J’aurais dû me méfier du titre. Tout était dedans.
J’avais adoré la préface qu’il avait écrite pour « l’Atlas des îles abandonnées ». J’avais été impressionné par son phrasé simple, puissant et poétique. Par sa perception de l’océan, par sa capacité à sublimer un univers qui m’est complètement étranger…Alors j’ai craqué. J’ai acheté son dernier opus. Encore une fois, j’aurais dû me méfier du titre…
Quand De Kersauson parle de la mer, il est génial. Hyper poétique, sans concessions, on imagine le loup de mer à l’image de son mentor, Eric Tabarly. Le marin abandonne la compétition et évoque la petite mort du sportif avec des mots très justes. Il parle magnifiquement de la vie à bord, des rapports forts entre les hommes, des silences, de la brume dans la rade de Brest, du Cap Horn, endroit béni. « Cette belle-houle-grosse, forte du Horn, elle vient de l’Océan indien depuis des milliers de milles, elle a été regonflée par des dépressions- Je me demande comment le vent a fait pour donner à la mer cet aspect de collines… »
De Kersauson est très bon quand il parle de la solitude, un isolement qu’il a recherché au point de rejeter la terre. « La solitude est le seul moment réel de notre vie. La vie réelle est dans la solitude. L’émotion est solitaire. » Il prend du recul sur ses exploits, revient sur ces moments qu’il n’a voulu partager avec personne.

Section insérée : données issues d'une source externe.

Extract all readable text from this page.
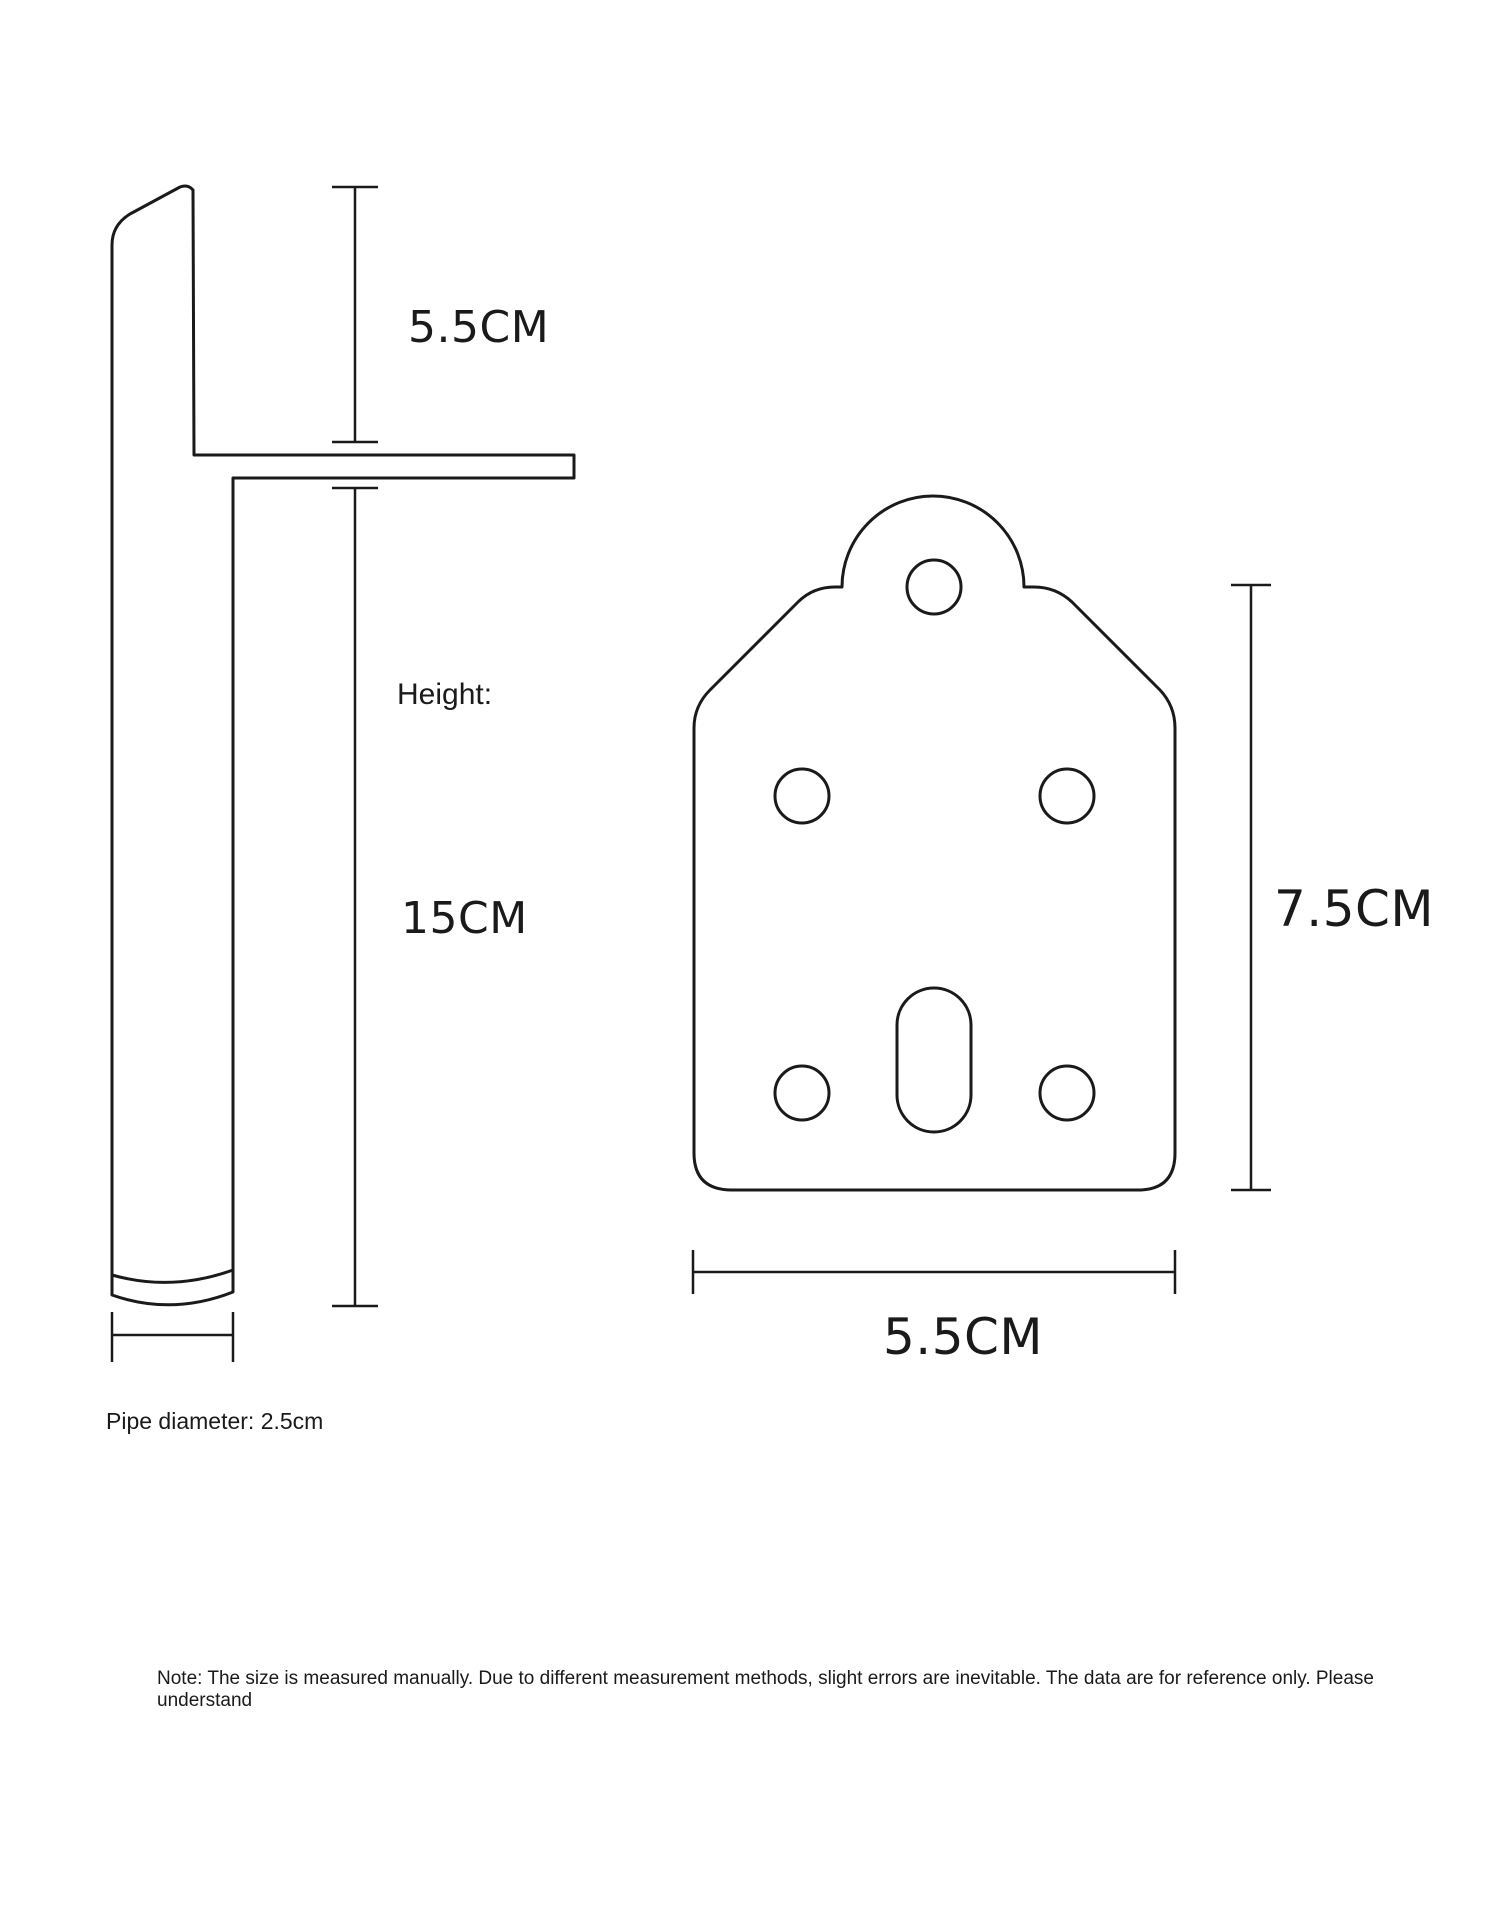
5.5CM
Height:
15CM
Pipe diameter: 2.5cm
7.5CM
5.5CM
Note: The size is measured manually. Due to different measurement methods, slight errors are inevitable. The data are for reference only. Please understand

Se sent privilégié, vaguement au-dessus du lot, même s’il s’en défend : « Ce qui était drôle c’est que nous étions des milliards d’individus dans le monde et que j’étais manifestement le seul en train de faire ça. C’était une promenade géographique, un peu philosophique aussi.»
Le problème, parce qu’il y en a un, sérieux même, c’est que son essai aurait dû s’intituler « L’Océan tel qu’il me parle. » Là, j’aurais oublié volontiers que De Kersauson était aussi l’ancien chroniqueur franchouillard des Grosses têtes, celui qui occupait un siège de choix auprès des Bouvard, des Jean Amadou, des Guy Montanier et des Carlos (le terroriste musical) de ce monde. « Question de madame Bellepaire de Loches, Bonne réponse de l’Amiral ». De Kersauson est un malin, un intelligent, un futé à la répartie hors catégorie qui s’est fabriqué une image d’ours mal léché, qui s’est fait une réputation de brutasse des plateaux, prêt à renvoyer dans ses 22 le premier chroniqueur à la mode qui la ramènerait un peu trop. J’aurais voulu oublier que sous des dehors hyper humanistes à la philosophie de comptoir douteuse : « Le temps est la matière la plus précieuse du monde – Justement parce qu’on ne peut pas l’acheter. Sinon les riches vivraient très vieux ! », le marin est aussi un vieil aristo resté coincé au temps du général et dont les pensées « terrestres » puent le varech à plein nez…« Je regarde avec consternation, tous ces types qui courent à l’hôpital assister à l’accouchement de leur femme. La maternité est une affaire de femmes. Pas une affaire d’homme. » Sans déconner…
J’ai fini ce bouquin les yeux ouverts et le nez bouché, vaguement nauséeux, coincé entre la poésie des pages dédiées à la mer et le cœur au bord des lèvres face à ce déferlement de poncifs mi- niais, mi- réacs…
« Vivre est un privilège. Ce n’est pas un dû. Alors on doit avoir la politesse, l’élégance, de profiter du fait d’être vivant pour que cette vie soit belle. » Plus belle la vie…Un café, vite ! J’ai la gerbe.
Le monde comme il me parle, Olivier de Kersauson,éditions du cherche midi
3 réponses à “Le monde comme il me parle – Olivier de Kersauson”
Très drôle…
Merci 🙂
Une petite erreur il me semble à la page 47 du livre : « …j’allais à la pêche avec lui sur la plage du Moulin de la Rive, près de Lorient. »
La plage du Moulin de la Rive est près de Locquirec et non de Lorient.